The Documents connector is one of the most frequently-used out-of-the-box Built-In Data Connectors.

It is found under the Data Import tab of Data Sources and is used to upload common office document file types to a Squirro project.

Documents Connector

Reference: For general information on how to load data into Squirro, see How to Load Data Using the UI.

Acceptable Document Types#

The Documents connector allows you to upload the following common document formats, including Microsoft Office and OpenOffice file types:

  • .CSV

  • .DOC, .DOCX

  • .ODP, .ODS, .ODT

  • .PDF

  • .PPT, .PPTX

  • .RTF

  • .TXT

  • .XLS, .XLSX

Warning

Password protection on files must be removed before upload, otherwise they will not load correctly and will not be indexed.

CSV and Excel Files#

Squirro offers standalone CSV and Excel connectors for working with CSV, XLS, and XLSX files in a more advanced way.

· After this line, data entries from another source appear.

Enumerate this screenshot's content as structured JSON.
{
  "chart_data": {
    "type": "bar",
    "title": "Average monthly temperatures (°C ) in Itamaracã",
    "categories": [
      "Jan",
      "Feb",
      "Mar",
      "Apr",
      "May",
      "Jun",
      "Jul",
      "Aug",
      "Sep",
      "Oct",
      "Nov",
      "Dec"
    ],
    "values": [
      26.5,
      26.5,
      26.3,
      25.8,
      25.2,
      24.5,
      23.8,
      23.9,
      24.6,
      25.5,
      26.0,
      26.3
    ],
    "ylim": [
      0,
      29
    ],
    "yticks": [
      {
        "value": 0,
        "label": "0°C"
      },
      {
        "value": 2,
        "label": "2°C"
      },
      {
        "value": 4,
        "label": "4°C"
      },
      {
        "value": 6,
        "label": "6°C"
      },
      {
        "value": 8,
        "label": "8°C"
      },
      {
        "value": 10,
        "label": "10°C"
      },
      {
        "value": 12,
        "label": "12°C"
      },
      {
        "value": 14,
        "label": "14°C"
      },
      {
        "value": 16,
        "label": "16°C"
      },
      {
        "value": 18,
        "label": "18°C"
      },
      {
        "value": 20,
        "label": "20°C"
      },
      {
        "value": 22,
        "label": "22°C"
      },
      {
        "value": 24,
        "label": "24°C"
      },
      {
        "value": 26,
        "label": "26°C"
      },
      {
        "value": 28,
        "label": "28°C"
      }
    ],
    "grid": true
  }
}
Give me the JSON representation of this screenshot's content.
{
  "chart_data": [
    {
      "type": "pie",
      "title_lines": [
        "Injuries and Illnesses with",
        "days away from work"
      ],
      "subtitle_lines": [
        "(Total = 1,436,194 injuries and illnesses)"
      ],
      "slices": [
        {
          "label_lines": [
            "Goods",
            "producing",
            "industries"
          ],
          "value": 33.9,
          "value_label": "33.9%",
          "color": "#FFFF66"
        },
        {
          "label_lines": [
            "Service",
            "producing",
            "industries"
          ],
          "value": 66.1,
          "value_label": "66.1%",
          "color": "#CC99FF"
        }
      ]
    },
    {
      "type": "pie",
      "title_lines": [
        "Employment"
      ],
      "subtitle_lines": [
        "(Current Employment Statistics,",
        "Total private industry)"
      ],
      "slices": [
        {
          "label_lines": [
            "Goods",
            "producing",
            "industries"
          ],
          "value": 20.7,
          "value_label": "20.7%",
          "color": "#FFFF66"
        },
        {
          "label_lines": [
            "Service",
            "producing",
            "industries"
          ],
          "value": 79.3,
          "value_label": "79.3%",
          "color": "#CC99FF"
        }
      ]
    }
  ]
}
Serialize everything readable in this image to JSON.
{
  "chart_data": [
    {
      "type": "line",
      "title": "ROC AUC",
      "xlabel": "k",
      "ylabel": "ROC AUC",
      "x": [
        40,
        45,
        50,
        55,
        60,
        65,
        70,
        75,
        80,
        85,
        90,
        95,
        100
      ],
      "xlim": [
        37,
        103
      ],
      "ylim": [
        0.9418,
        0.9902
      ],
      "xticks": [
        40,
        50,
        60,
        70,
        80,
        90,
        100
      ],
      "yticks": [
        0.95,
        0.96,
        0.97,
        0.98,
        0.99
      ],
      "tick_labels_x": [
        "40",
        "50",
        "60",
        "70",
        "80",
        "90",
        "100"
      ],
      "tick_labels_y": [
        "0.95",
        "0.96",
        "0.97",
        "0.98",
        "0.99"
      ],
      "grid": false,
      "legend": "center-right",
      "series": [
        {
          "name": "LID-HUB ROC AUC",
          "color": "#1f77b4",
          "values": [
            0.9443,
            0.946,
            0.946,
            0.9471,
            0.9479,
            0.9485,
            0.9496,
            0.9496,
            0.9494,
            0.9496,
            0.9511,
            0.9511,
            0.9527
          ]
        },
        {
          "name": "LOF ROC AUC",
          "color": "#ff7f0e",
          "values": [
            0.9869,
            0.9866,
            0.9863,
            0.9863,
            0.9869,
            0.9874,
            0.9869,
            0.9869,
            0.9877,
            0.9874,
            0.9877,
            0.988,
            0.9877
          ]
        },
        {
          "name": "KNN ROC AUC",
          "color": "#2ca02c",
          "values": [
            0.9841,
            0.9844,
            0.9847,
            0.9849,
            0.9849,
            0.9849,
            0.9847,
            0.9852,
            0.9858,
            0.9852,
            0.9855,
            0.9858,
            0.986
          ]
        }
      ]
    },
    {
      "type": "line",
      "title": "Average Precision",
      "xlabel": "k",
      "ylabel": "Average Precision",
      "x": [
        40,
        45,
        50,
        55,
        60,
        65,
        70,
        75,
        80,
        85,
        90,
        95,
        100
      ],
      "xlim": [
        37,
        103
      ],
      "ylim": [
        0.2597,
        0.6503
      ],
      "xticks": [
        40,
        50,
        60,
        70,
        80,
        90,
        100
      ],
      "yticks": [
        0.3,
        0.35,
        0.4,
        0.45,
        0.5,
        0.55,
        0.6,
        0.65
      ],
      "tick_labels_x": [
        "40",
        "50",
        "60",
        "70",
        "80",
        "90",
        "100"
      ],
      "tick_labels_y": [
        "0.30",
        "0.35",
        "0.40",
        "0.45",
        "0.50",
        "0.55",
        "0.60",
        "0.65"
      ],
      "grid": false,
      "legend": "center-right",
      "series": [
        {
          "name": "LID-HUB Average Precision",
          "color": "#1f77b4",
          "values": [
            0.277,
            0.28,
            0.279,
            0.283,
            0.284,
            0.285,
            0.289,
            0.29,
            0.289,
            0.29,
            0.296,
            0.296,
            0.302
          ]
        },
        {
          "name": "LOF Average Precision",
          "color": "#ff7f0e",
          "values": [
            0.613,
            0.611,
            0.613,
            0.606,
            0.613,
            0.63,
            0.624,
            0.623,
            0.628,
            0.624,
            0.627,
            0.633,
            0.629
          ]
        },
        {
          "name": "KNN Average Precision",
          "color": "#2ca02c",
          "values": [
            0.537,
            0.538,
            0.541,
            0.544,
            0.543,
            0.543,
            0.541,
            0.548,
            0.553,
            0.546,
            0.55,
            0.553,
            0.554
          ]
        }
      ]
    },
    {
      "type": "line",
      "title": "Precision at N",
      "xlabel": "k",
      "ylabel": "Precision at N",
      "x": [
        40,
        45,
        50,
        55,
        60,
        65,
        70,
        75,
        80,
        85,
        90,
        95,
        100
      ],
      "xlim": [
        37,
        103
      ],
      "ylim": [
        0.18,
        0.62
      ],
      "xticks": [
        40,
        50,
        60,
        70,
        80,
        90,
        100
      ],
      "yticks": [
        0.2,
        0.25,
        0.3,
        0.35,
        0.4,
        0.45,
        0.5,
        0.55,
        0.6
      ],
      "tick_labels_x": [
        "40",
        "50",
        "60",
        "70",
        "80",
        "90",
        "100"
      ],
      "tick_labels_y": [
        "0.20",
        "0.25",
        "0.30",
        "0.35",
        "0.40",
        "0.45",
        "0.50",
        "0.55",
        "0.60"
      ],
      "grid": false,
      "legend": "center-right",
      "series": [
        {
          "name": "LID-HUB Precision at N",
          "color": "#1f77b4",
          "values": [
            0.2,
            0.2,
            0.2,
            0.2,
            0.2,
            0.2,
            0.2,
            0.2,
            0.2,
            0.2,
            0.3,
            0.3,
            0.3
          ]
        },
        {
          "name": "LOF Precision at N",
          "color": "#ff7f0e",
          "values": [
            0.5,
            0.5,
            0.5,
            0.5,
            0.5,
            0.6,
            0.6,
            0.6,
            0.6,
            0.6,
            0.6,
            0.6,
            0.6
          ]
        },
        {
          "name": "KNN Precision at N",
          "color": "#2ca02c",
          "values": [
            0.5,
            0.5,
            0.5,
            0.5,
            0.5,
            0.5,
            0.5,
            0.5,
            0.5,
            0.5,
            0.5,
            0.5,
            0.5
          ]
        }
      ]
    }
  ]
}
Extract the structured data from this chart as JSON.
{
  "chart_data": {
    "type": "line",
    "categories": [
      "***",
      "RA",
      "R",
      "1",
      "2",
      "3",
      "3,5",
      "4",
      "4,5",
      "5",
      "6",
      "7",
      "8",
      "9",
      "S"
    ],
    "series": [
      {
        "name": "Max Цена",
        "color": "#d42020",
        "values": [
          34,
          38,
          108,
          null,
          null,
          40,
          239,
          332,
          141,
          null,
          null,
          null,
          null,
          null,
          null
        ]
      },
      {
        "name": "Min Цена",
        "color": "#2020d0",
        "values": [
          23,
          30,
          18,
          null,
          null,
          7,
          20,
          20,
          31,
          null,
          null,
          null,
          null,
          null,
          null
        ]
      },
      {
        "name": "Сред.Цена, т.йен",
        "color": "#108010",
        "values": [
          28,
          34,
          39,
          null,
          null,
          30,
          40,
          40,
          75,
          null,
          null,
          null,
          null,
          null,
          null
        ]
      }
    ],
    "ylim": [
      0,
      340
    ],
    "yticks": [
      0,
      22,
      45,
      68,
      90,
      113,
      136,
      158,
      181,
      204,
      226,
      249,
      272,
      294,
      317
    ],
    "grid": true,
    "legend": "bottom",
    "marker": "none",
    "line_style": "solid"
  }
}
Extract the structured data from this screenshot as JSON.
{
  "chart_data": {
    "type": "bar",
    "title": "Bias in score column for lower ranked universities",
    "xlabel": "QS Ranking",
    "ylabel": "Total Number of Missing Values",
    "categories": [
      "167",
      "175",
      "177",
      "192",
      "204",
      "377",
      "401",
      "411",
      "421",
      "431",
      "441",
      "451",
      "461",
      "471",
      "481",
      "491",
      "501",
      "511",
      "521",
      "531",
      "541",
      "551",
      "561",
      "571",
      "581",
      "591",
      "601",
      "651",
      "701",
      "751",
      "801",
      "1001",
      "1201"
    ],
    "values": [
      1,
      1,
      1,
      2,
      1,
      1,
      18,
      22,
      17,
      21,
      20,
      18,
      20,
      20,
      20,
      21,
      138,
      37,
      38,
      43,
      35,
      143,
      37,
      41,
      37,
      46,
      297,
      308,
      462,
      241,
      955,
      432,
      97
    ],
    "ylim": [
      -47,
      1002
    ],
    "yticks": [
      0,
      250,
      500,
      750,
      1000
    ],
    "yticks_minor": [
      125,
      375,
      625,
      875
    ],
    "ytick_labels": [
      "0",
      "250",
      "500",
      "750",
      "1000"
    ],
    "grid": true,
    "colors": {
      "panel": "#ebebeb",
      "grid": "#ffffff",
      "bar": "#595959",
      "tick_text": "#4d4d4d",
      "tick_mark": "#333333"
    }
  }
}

If these file types are uploaded using the Documents connector, they are converted to PDFs for indexing.

If end users will simply view the files in the Squirro UI, this is fine. However, if you will be using these file types as the basis to create labels, as the basis of machine learning models, or in other advanced use cases, you should use a dedicated connector instead.

Note: When the Excel and CSV connectors are used, every row in those uploaded files is indexed as a separate Squirro item. However, with the Documents connector, each document is indexed as a single PDF item.

ZIP Files#

You can also upload ZIP files containing multiple documents. The ZIP file will be extracted and each document will be indexed separately.

ZIP files can contain multiple different document types together, for example, a ZIP file could contain a PDF, a DOCX, and a TXT file.

Warning: Although ZIP files can contain multiple different document types, they cannot contain sub-folders.